856 296 individus supplémentaires enregistrés chaque année – Midi Madagasikara


La population malgache devrait doubler d’ici 2050.

Madagascar affiche actuellement un taux d’accroissement annuel de 3,02% selon l’Institut National de la Statistique. Un des taux les plus élevés au monde d’après toujours cet organisme.

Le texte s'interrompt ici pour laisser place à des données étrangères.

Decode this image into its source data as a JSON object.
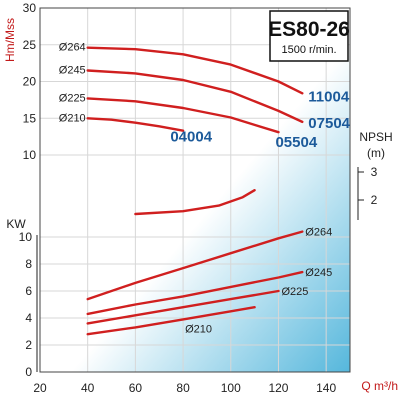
{
  "chart_data": {
    "type": "line",
    "title": "ES80-26",
    "subtitle": "1500 r/min.",
    "xlabel": "Q m³/h",
    "x_ticks": [
      "20",
      "40",
      "60",
      "80",
      "100",
      "120",
      "140"
    ],
    "xlim": [
      20,
      150
    ],
    "head_axis": {
      "label": "Hm/Mss",
      "ticks": [
        "30",
        "25",
        "20",
        "15",
        "10"
      ],
      "ylim": [
        10,
        30
      ]
    },
    "power_axis": {
      "label": "KW",
      "ticks": [
        "10",
        "8",
        "6",
        "4",
        "2",
        "0"
      ],
      "ylim": [
        0,
        10
      ]
    },
    "npsh_axis": {
      "label": "NPSH",
      "unit": "(m)",
      "ticks": [
        "3",
        "2"
      ],
      "ylim": [
        1.5,
        3
      ]
    },
    "head_curves": [
      {
        "label": "Ø264",
        "model": "11004",
        "x": [
          40,
          60,
          80,
          100,
          120,
          130
        ],
        "y": [
          24.6,
          24.4,
          23.7,
          22.3,
          20.0,
          18.4
        ]
      },
      {
        "label": "Ø245",
        "model": "07504",
        "x": [
          40,
          60,
          80,
          100,
          120,
          130
        ],
        "y": [
          21.5,
          21.1,
          20.2,
          18.6,
          16.0,
          14.5
        ]
      },
      {
        "label": "Ø225",
        "model": "05504",
        "x": [
          40,
          60,
          80,
          100,
          110,
          120
        ],
        "y": [
          17.7,
          17.3,
          16.4,
          15.1,
          14.1,
          13.1
        ]
      },
      {
        "label": "Ø210",
        "model": "04004",
        "x": [
          40,
          50,
          60,
          70,
          80
        ],
        "y": [
          15.0,
          14.8,
          14.4,
          13.9,
          13.3
        ]
      }
    ],
    "npsh_curve": {
      "x": [
        60,
        80,
        95,
        105,
        110
      ],
      "y": [
        1.5,
        1.6,
        1.8,
        2.1,
        2.35
      ]
    },
    "power_curves": [
      {
        "label": "Ø264",
        "x": [
          40,
          60,
          80,
          100,
          120,
          130
        ],
        "y": [
          5.4,
          6.6,
          7.7,
          8.8,
          9.9,
          10.4
        ]
      },
      {
        "label": "Ø245",
        "x": [
          40,
          60,
          80,
          100,
          120,
          130
        ],
        "y": [
          4.3,
          5.0,
          5.6,
          6.3,
          7.0,
          7.4
        ]
      },
      {
        "label": "Ø225",
        "x": [
          40,
          60,
          80,
          100,
          120
        ],
        "y": [
          3.6,
          4.2,
          4.8,
          5.4,
          6.0
        ]
      },
      {
        "label": "Ø210",
        "x": [
          40,
          60,
          80,
          100,
          110
        ],
        "y": [
          2.8,
          3.3,
          3.9,
          4.5,
          4.8
        ]
      }
    ],
    "colors": {
      "curve": "#d01f1f",
      "red_text": "#c21a1a",
      "model_text": "#1c5a9a",
      "grid": "#d7d7d7",
      "gradient_light": "#ffffff",
      "gradient_dark": "#55b7dc"
    },
    "grid": true
  }
}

« Au milieu de l’année 2021, nous sommes à 28.177.762 habitants ». C’est ce qu’on peut lire dans un document relatif à une projection démographique de Madagascar à l’horizon 2050. Signée INSTAT ou Institut National de la Statistique et effectuée sur la base des résultats du récent RGPH3 ou Recensement Général de la Population et de l’Habitation 3e édition, la projection note « une hausse de 2,5 millions d’individus de plus depuis l’année 2018 ». Ainsi, Madagascar devrait comptabiliser « 51,5 millions d’individus vers l’année 2043 » qui devrait être « l’année du dédoublement » de la population malgache. L’INSTAT avance également que la population malgache devrait atteindre « les 36,5 millions au terme de l’agenda de l’ONU (Organisation des Nations Unies) sur le développement durable » si la barre « des 60 millions devrait être atteint vers 2050 ». Ce qui représenterait une densité de 100 habitants au kilomètre carré contre 43,4 hab/km² début 2018.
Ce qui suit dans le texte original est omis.